The Heavenly Table

“Wonder why he calls himself Sugar, if that ain’t his real name?” Cob asked. “That seems kind of dumb to me. How’s anybody supposed to know who he really is?”


“Well, maybe he don’t like…” Cane started to say, but then he stopped. He looked over at Cob, at his cowboy hat and the red bandanna tied around his fat, sweaty neck and the pistol hanging at his side. He was the spitting image of the drawing on the last wanted poster they had seen, the one the store clerk had carried. Jesus Christ, why hadn’t he thought of that before? By the time Chimney found the bowler and made it back up to the road, Cane was in the process of changing their names and working on a line they could use. From here on out, he announced, at least until they crossed the border, he and Cob were Tom and Junior Bradford from Milledgeville, Georgia, and Chimney was their cousin, Hollis Stubbs. They were on their way to Canada to find an uncle.

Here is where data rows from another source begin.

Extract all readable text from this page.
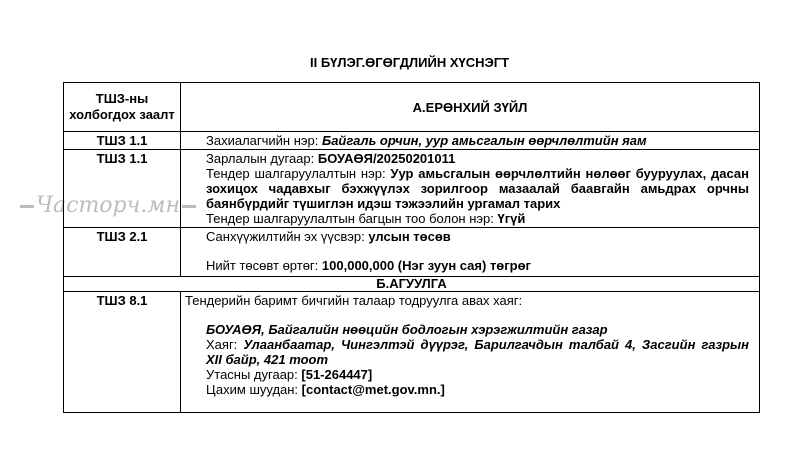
II БҮЛЭГ.ӨГӨГДЛИЙН ХҮСНЭГТ
Часторч.мн
ТШЗ-ны холбогдох заалт	А.ЕРӨНХИЙ ЗҮЙЛ
ТШЗ 1.1	Захиалагчийн нэр: Байгаль орчин, уур амьсгалын өөрчлөлтийн яам
ТШЗ 1.1	Зарлалын дугаар: БОУАӨЯ/20250201011
Тендер шалгаруулалтын нэр: Уур амьсгалын өөрчлөлтийн нөлөөг бууруулах, дасан зохицох чадавхыг бэхжүүлэх зорилгоор мазаалай баавгайн амьдрах орчны баянбүрдийг түшиглэн идэш тэжээлийн ургамал тарих
Тендер шалгаруулалтын багцын тоо болон нэр: Үгүй

ТШЗ 2.1	Санхүүжилтийн эх үүсвэр: улсын төсөв
Нийт төсөвт өртөг: 100,000,000 (Нэг зуун сая) төгрөг

Б.АГУУЛГА	
ТШЗ 8.1	Тендерийн баримт бичгийн талаар тодруулга авах хаяг:
БОУАӨЯ, Байгалийн нөөцийн бодлогын хэрэгжилтийн газар
Хаяг: Улаанбаатар, Чингэлтэй дүүрэг, Барилгачдын талбай 4, Засгийн газрын XII байр, 421 тоот
Утасны дугаар: [51-264447]
Цахим шуудан: [contact@met.gov.mn.]
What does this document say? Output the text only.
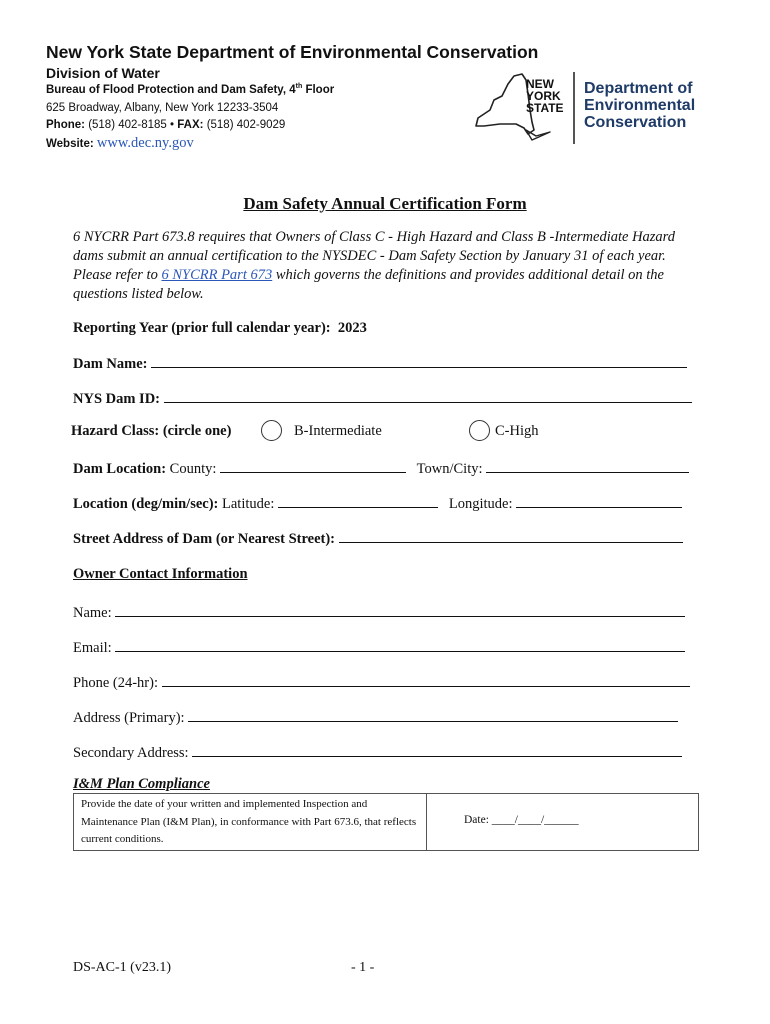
New York State Department of Environmental Conservation
Division of Water
Bureau of Flood Protection and Dam Safety, 4th Floor
625 Broadway, Albany, New York 12233-3504
Phone: (518) 402-8185 • FAX: (518) 402-9029
Website: www.dec.ny.gov
NEW
YORK
STATE
Department of
Environmental
Conservation
Dam Safety Annual Certification Form
6 NYCRR Part 673.8 requires that Owners of Class C - High Hazard and Class B -Intermediate Hazard dams submit an annual certification to the NYSDEC - Dam Safety Section by January 31 of each year. Please refer to 6 NYCRR Part 673 which governs the definitions and provides additional detail on the questions listed below.
Reporting Year (prior full calendar year): 2023
Dam Name:
NYS Dam ID:
Hazard Class: (circle one)	B-Intermediate	C-High
Dam Location: County:	Town/City:
Location (deg/min/sec): Latitude:	Longitude:
Street Address of Dam (or Nearest Street):
Owner Contact Information
Name:
Email:
Phone (24-hr):
Address (Primary):
Secondary Address:
I&M Plan Compliance
Provide the date of your written and implemented Inspection and Maintenance Plan (I&M Plan), in conformance with Part 673.6, that reflects current conditions.
Date: ____/____/______
DS-AC-1 (v23.1)	- 1 -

“That’s it?” Chimney said. “Seems a little thin to me.” He set the bowler between his horse’s ears.

“We need to keep it as simple as possible. That way there’s less chance of screwing up.”

“What brought this on?”

“Something Cob said about the colored boy. I should have thought of it before.”

“You must be startin’ to slip if you got Cob giving you advice,” Chimney said.

“We got to change our looks, too,” Cane said, ignoring him. “Get rid of those cowboy hats and the neckerchiefs. And stick your pistols in your saddlebags.”

“You mean all of them?”

Cane stopped and considered for a few seconds. “No, you’re right. Maybe we better each keep one handy just in case.”

As they got ready to leave a few minutes later, Chimney said, “I still don’t feel right about you takin’ that shot away from me. I need to keep in practice.”

Without a word, Cane grabbed the bowler off the horse’s head and tossed it to the ground a few feet in front of them. “Go ahead then, have at it.” Chimney smirked a little and pulled out his Smith & Wesson. Every time he fired, the hat skidded and tumbled a little farther down the road. He didn’t stop until the gun was empty. “There, ye satisfied?” Cane asked.

“I don’t know,” Chimney said, as he dug some bullets out of his pocket to reload. “But I reckon it’ll do till something better comes along.”





38


CRAWLING ON HIS belly until he reached the woods, Sugar then ran for another quarter of a mile or so before collapsing behind a fallen tree. He stayed there barely moving a muscle for over an hour. At one point he counted six shots being fired, and he hoped that maybe the motherfuckers had killed one another before one of them picked up his bowler. Finally, he got up the courage to sneak back to the field to look for it, but it was nowhere to be found. He kicked at the weeds and cursed his bad luck. The finest hat he had ever owned and now some sonofabitch dressed like Billy the Kid was going to take a dump in it.